The precise mechanism underlying RRD induced by anti-PD-L1 antibody is unknown. However, for irAEs associated with immune checkpoint inhibitors, some potential mechanisms have been suggested, including increased T-cell activity against antigens presenting in tumors and healthy tissue, increased levels of preexisting autoantibodies or inflammatory cytokines, and enhanced complement-mediated inflammation due to direct binding of immune checkpoint inhibitors with immune checkpoint molecules expressed on normal tissue (2). With respect to immune-related skin reactions, Goldinger et al. analyzed the immunohistochemistry of skin biopsy samples from melanoma patients who developed cutaneous adverse events due to anti-PD-1 antibody and found that CD8-positive lymphocytes had accumulated at the dermal junction and keratinocytes were expressed with PD-L1 (13). In the present case, the immunohistochemical analysis showed that cytotoxic CD8-positive lymphocytes had infiltrated the epidermal-dermal junction and perivascular lesions, although the PD-L1 expression on epidermal cells was not detected (Fig. 2B, C).
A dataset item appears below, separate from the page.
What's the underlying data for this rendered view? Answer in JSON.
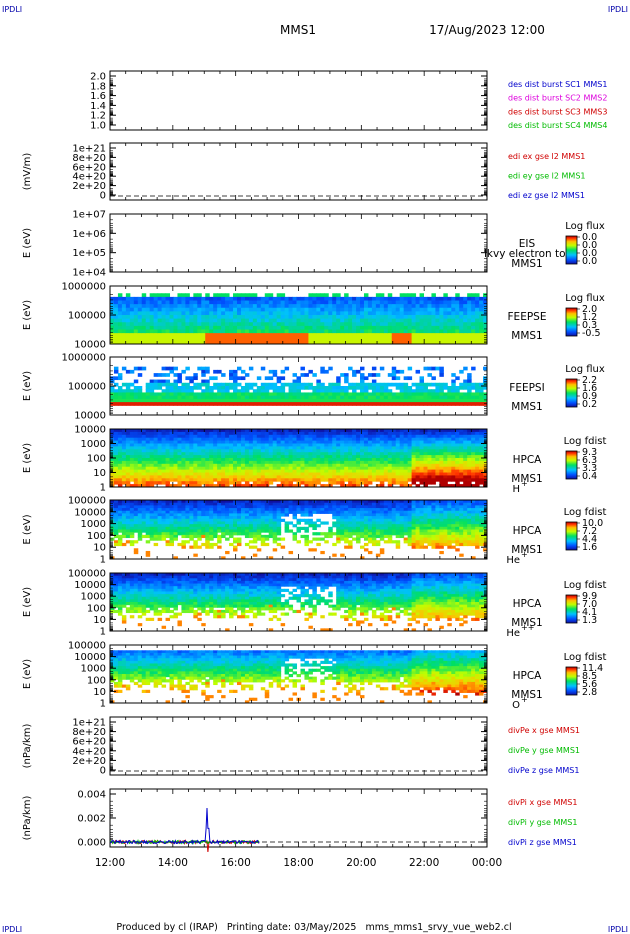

Blocking the interaction between PD-1 and PD-L1 is involved in the effector phase of the immune response as well as the priming phase of naïve CD8-positive T cells because of the presence of PD-L1 expression on the surface of dendric cells in the lymph nodes (14). Based on these findings, we hypothesize that RRD was induced by anti-PD-L1 antibody by activated cytotoxic lymphocytes recognizing the irradiated skin epithelium as non-self antigens in the priming phase and then infiltrating these regions to induce an immune-related inflammatory response.
Conclusion
We encountered a patient with NSCLC who developed severe skin reactions related to RRD after atezolizumab administration. We detected the infiltration of cytotoxic lymphocytes in a skin biopsy sample via an immunohistochemical analysis. When administering anti-PD-L1 antibody to patients with a history of radiotherapy, physicians should carefully check for skin reactions at the irradiated field, keeping in mind the possibility of RRD.
The authors state that they have no Conflict of Interest (COI).
Acknowledgement
We are grateful to Ms. Misako Takahashi, who is a research assistant in the Department of Respiratory Medicine at Kumamoto University Hospital, for her support.